KH. Ahmad Asrori Al-Ishaqi merupakan putera dari Kyai Utsman Al-Ishaqi. Beliau mengasuh Pondok Pesantren Al-Fithrah Kedinding Surabaya. Kelurahan Kedinding Lor terletak di Kecamatan Kenjeran Kota Surabaya. Di atas tanah kurang lebih 3 hektar berdiri Pondok Pesantren Al-Fithrah yang diasuh Kiai Ahmad Asrori, putra Kiai Utsman Al-Ishaqy. Nama Al-Ishaqy dinisbatkan kepada Maulana Ishaq, ayah Sunan Giri, karena Kiai Utsman masih keturunan Sunan Giri.
Jika dirunut, Kiai Ahmad Asrori memiliki darah keturunan hingga Rasulullah Sallallahu Alaihi Wasallam yang ke 38, yakni Ahmad Asrori putra Kiai Utsman Al Ishaqi. Namanya dinisbatkan pada Maulana Ishaq ayah Sunan Giri. Karena Kiai Utsman masih keturunan Sunan Giri. Kiai Utsman berputra 13 orang.

Berikut silsilahnya :

Ahmad Asrori Al Ishaqi – Muhammad Utsman – Surati – Abdullah – Mbah Deso – Mbah Jarangan – Ki Ageng Mas – Ki Panembahan Bagus – Ki Ageng Pangeran Sedeng Rana – Panembahan Agung Sido Mergi – Pangeran Kawis Guo – Fadlullah Sido Sunan Prapen – Ali Sumodiro – Muhammad Ainul Yaqin Sunan Giri – Maulana Ishaq – Ibrahim Al Akbar – Ali Nurul Alam – Barokat Zainul Alam – Jamaluddin Al Akbar Al Husain – Ahmad Syah Jalalul Amri – Abdullah Khan – Abdul Malik – Alawi – Muhammad Shohib Mirbath – Ali Kholi’ Qasam – Alawi – Muhammad – Alawi – Ubaidillah – Ahmad Al Muhajir – Isa An Naqib Ar Rumi – Muhammad An Naqib – Ali Al Uraidli – Ja’far As Shodiq – Muhammad Al Baqir – Ali Zainal Abidin – Hussain Bin Ali – Ali Bin Abi Thalib / Fathimah Binti Rasulullah SAW.

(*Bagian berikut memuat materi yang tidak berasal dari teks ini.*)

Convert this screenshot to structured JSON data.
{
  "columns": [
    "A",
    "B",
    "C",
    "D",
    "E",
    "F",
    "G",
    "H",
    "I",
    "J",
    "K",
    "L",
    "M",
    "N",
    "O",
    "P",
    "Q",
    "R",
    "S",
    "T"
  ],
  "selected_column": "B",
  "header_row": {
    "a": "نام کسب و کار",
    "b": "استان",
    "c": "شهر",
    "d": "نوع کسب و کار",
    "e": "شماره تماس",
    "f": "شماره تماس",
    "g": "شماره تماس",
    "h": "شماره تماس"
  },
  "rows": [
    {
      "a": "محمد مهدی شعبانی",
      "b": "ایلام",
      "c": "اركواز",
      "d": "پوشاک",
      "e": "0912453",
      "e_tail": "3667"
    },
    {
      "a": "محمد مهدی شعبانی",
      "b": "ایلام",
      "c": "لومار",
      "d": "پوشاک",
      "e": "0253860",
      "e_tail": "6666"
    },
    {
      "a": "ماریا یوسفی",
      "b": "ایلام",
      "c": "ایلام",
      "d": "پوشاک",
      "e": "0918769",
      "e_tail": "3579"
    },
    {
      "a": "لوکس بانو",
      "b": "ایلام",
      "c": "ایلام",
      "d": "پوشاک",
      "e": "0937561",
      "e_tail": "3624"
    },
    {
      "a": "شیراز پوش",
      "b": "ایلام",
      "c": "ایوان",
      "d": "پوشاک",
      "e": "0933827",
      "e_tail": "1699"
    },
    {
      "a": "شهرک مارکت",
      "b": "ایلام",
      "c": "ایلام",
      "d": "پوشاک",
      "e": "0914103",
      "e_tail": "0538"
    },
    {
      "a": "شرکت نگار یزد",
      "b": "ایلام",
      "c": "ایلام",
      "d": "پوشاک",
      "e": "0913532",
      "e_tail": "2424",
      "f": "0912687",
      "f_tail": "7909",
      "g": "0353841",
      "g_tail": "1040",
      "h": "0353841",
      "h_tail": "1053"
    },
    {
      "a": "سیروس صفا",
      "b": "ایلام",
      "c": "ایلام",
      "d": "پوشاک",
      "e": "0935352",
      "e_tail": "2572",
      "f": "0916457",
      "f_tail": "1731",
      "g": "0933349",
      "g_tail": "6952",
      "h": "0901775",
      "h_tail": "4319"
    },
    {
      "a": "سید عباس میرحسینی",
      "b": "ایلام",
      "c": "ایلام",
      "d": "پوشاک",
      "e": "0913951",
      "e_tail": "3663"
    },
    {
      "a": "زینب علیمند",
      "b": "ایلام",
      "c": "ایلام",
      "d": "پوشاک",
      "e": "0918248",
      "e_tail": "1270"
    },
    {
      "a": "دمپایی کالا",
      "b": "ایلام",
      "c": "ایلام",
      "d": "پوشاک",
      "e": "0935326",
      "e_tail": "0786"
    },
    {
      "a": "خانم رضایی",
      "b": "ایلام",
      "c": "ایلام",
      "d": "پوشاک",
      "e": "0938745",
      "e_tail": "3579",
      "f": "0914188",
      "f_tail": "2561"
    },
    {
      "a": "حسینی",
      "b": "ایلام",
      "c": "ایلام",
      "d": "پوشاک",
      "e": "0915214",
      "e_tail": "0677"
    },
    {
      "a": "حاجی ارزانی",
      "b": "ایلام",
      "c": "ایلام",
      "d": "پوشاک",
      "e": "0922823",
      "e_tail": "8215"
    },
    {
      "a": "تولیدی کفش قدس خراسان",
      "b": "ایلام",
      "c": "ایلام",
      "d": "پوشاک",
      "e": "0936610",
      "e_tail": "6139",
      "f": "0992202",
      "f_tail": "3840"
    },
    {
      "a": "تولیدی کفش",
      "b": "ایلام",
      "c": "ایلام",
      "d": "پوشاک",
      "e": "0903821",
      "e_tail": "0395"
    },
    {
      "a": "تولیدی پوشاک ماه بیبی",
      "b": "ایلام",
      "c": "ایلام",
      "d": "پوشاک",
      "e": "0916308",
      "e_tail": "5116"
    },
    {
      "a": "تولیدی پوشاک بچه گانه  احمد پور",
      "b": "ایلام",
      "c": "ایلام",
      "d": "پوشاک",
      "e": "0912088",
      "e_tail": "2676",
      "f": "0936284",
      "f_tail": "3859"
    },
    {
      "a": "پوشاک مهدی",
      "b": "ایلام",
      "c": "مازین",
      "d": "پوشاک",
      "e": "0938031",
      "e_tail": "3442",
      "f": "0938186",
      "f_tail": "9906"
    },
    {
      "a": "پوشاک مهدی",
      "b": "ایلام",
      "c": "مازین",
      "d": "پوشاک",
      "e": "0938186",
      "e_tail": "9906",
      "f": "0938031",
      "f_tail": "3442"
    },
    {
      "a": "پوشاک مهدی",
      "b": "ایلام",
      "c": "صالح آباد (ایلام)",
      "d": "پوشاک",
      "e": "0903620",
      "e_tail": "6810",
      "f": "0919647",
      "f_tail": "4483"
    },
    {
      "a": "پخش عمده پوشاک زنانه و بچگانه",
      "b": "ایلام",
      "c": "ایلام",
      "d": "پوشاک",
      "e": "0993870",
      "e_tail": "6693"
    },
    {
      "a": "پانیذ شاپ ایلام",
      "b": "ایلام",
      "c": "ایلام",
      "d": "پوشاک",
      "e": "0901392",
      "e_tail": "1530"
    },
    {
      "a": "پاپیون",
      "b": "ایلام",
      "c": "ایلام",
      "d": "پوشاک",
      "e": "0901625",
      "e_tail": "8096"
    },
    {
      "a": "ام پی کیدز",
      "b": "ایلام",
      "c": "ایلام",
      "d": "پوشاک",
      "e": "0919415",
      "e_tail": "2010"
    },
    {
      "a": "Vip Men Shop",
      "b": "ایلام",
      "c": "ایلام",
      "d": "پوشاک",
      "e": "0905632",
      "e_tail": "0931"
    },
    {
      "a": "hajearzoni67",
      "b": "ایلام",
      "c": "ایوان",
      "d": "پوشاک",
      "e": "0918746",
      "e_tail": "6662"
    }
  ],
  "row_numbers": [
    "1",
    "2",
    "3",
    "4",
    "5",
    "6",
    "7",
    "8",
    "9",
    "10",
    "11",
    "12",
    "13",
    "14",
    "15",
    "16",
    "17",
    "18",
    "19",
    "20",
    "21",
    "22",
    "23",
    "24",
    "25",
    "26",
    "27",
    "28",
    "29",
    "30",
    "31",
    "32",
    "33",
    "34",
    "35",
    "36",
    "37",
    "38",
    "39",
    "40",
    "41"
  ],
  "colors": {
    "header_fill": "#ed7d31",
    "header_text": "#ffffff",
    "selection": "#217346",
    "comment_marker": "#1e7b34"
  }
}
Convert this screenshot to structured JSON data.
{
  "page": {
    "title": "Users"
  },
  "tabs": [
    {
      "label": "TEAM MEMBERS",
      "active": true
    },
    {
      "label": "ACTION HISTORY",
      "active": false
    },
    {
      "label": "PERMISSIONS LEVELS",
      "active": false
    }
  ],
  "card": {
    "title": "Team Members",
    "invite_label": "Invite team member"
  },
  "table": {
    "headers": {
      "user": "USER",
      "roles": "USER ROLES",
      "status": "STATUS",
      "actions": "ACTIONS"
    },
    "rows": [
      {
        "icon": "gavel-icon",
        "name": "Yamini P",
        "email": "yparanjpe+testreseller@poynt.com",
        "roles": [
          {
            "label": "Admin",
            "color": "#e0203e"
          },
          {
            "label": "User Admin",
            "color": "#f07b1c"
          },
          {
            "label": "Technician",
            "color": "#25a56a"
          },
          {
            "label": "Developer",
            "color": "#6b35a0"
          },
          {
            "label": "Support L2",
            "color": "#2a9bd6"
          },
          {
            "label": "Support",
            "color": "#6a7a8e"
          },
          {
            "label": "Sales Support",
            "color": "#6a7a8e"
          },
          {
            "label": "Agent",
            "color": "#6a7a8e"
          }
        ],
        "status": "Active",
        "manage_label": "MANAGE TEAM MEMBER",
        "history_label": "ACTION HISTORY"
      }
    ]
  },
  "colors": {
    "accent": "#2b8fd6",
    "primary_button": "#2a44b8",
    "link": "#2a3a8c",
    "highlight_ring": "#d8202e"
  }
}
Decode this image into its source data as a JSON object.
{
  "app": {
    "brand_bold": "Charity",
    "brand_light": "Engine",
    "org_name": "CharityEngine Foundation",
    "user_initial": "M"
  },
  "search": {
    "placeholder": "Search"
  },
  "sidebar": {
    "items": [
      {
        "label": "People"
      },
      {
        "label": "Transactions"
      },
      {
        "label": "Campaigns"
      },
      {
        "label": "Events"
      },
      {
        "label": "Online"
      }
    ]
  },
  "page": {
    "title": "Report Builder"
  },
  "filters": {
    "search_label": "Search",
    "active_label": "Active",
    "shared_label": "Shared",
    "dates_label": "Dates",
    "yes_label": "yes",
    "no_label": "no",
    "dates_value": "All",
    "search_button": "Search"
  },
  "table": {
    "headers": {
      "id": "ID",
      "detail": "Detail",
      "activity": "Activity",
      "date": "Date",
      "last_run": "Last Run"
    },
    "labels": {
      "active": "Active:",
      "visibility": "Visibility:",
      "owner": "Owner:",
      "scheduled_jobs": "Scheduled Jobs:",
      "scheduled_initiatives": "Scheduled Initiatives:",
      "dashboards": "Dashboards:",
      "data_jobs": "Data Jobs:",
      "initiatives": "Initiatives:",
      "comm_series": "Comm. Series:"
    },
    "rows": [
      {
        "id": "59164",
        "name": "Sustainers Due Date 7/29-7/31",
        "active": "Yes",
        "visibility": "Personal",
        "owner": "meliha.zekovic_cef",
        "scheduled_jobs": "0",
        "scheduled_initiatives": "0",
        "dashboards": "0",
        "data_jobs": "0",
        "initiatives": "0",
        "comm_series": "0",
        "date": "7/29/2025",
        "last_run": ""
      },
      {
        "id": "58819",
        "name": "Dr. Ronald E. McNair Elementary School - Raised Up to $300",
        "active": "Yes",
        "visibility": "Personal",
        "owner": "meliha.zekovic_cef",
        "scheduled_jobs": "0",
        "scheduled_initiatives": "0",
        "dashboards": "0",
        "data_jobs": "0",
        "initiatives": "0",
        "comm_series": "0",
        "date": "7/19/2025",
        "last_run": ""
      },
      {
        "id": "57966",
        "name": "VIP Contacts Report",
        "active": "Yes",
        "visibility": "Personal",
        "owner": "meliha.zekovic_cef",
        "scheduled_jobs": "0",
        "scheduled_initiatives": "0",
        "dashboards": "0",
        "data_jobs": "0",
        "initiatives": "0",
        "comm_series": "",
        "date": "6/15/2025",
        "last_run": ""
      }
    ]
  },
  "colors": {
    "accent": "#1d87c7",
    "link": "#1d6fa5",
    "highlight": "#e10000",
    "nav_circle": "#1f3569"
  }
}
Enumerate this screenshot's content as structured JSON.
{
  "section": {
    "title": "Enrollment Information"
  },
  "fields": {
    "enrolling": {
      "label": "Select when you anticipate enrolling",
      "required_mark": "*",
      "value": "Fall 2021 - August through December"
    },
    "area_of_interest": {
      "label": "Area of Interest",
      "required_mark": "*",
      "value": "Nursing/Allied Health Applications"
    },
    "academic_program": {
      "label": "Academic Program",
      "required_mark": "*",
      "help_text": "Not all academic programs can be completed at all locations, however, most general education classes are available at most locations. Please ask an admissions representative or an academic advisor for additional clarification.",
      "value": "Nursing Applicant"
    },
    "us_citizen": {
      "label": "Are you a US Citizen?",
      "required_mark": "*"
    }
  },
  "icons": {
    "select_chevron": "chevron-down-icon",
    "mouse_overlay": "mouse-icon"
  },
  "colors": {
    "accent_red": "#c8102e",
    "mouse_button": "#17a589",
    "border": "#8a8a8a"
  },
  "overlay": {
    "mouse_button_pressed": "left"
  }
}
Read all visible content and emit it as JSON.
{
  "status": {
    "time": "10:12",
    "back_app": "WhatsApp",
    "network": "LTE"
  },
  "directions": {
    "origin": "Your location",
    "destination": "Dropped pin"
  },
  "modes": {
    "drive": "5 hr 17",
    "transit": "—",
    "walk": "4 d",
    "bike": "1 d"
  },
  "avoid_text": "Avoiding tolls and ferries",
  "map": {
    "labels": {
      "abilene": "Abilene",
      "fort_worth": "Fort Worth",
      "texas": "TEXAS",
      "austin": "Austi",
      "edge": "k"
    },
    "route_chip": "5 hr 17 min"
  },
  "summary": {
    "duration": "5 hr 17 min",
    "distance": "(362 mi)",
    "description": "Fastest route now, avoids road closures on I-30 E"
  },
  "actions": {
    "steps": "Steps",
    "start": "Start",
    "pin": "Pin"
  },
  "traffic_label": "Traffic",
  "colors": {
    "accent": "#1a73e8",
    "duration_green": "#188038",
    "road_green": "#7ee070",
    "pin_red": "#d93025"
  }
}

Semasa hidup, Kiai Utsman adalah mursyid Tarekat Qadiriyah wa Naqsyabandiyah. Dalam dunia Islam, tarekat Naqsyabandiyah dikenal sebagai tarekat yang penting dan memiliki penyebaran paling luas; cabang-cabangnya bisa ditemukan di banyak negeri antara Yugoslavia dan Mesir di belahan barat serta Indonesia dan Cina di belahan timur. Sepeninggal Kiai Utsman tahun 1984, atas penunjukan langsung Kiai Utsman, Kiai Ahmad Asrori meneruskan kedudukan mursyid ayahnya. Ketokohan Kiai Asrori berawal dari sini.
Konon, almarhum KH. Utsman adalah salah satu murid kesayangan KH. Romli Tamim (ayah KH. Musta’in) Rejoso, Jombang, Jawa Timur. Beliau dibaiat sebagai mursyid bersama Kiyai Makki Karangkates Kediri dan Kiai Bahri asal Mojokerto. Kemudian sepeninggal Kiai Musta’in (sekitar tahun 1977), beliau mengadakan kegiatan sendiri di kediamannya Sawah Pulo Surabaya.
Maka, jadilah Sawah Pulo sebagai sentra aktifitas thariqah di kota metropolis di samping Rejoso sendiri dan Cukir Jombang. Sepeninggal Kiai Utsman, tongkat estafet kemursyidan kemudian diberikan kepada putranya, Kiai Minan, sebelum akhirnya ke Kiai Asrori (konon pengalihan tugas ini berdasarkan wasiat Kiai Utsman menjelang wafatnya). Di tangan Kiai Asrori inilah jama’ah yang hadir semakin membludak. Uniknya, sebelum memegang amanah itu, Kiai Asrori memilih membuka lahan baru, yakni di kawasan Kedinding Lor yang masih berupa tambak pada waktu itu.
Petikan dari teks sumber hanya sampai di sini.